La communion en est le premier. À tel point que la conscience de la réalité de la présence de Dieu transformait les traits mêmes de son visage. Rappelons-nous Jésus sur la montagne de la transfiguration, dans cette conversation avec l’Esprit du Père, si profonde et si glorieuse que les trois disciples présents vacillèrent. L’un déraisonna presque devant tant de gloire resplendissant même à travers les mots échangés entre Jésus et ses interlocuteurs célestes.
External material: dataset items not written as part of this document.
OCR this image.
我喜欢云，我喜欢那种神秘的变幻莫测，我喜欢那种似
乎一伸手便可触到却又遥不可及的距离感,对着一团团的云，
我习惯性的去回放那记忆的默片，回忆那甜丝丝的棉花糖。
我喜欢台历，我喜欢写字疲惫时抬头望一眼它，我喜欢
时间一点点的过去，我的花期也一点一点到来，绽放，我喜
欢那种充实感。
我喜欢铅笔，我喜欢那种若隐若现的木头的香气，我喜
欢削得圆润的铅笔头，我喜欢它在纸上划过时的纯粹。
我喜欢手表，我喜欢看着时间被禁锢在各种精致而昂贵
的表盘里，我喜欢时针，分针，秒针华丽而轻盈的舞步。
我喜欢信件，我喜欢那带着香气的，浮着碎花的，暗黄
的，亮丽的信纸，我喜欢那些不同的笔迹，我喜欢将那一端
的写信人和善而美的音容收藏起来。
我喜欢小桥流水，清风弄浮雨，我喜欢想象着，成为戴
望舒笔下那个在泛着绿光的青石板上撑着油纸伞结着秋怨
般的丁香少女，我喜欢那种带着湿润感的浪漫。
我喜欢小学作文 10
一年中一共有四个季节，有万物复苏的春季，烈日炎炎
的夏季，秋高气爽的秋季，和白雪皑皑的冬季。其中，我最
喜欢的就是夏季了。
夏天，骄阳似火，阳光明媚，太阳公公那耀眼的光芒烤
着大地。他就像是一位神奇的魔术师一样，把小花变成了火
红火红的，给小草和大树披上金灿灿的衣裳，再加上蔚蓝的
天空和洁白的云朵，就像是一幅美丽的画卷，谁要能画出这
Les prières de Jésus nous apprennent aussi que les nôtres devraient cesser d’être ces doléances larmoyantes, ces réclamations chagrines, ces rengaines amères et aigries que nous déposons parfois comme si nous nous trouvions devant des guichets célestes. La prière est avant tout communion. N’abordons pas Dieu pour décrocher une faveur à tout prix.
Nous irons vers lui, même lorsque nous n’avons rien à lui demander. Pour lui-même. À cause de sa personne. Pour la joie de nous trouver et de nous retrouver en sa présence. Afin de faire et de refaire la bienheureuse expérience de son Esprit se répandant dans nos esprits. Alors nous connaîtrons, nous aussi, une transformation intérieure certaine et radieuse qui illuminera aussi notre vie extérieure.
Les actions de grâces rendues par Jésus contrastent avec nos réclamations souvent querelleuses. La bonté majestueuse et libérale de Dieu remplissait l’existence de Jésus d’un bout à l’autre. Non seulement lors d’expériences lumineuses, mais encore dans les profondeurs de la nuit, lorsque le trouble l’avait saisi et que l’angoisse, tapie dans le jardin des Oliviers, le guettait de toute son horreur. Il rendit grâces, prenant le pain, symbole de son corps qu’il allait offrir tout à l’heure, et la coupe, symbole du sang répandu. Il remercia Dieu, descendit de la chambre haute où il venait de célébrer la Cène, et il se rendit sur la colline proche chantant des psaumes. Pourtant, il connaissait à cette heure-là que le baiser du traître le livrerait entre les mains de ses ennemis et qu’un procès sommaire le livrerait sans traîner au bourreau romain.
La requête fait aussi partie de ses prières. Nous n’avons pas à la négliger. Jésus a clairement expliqué qu’elle faisait partie de toute oraison prononcée en son nom. Si Dieu est Père et que par sa grâce nous sommes devenus ses enfants, nous oserons lui présenter nos requêtes. Nous abstenir de lui présenter nos besoins sous prétexte qu’il les connaît d’avance, c’est faire preuve d’incrédulité. Jésus nous dit de frapper à la bonne porte.
Terminons enfin par cet autre élément qu’est l’intercession dans les prières de Jésus. Il pria pour les petits enfants et il intercéda pour ses bourreaux. Il lutta pour les uns et livra une lutte spirituelle dans la prière en faveur des autres. L’arme puissante et efficace de l’intercession assura à Pierre, le disciple renégat, sa conversion et le confirma dans sa mission. Ce même ministère nous est confié, comme nous l’avons écrit dans un chapitre de notre étude. Nous aurons à prier pour la famille, l’Église et sa mission, le Royaume de Dieu, de même que pour les autorités temporelles dans le monde.
La vie de prière de Jésus explique aussi bien son ministère que le secret de sa vie de foi. Il remporta la victoire parce que, avec une supplication ardente, il se présenta constamment devant Dieu, son Père et le nôtre.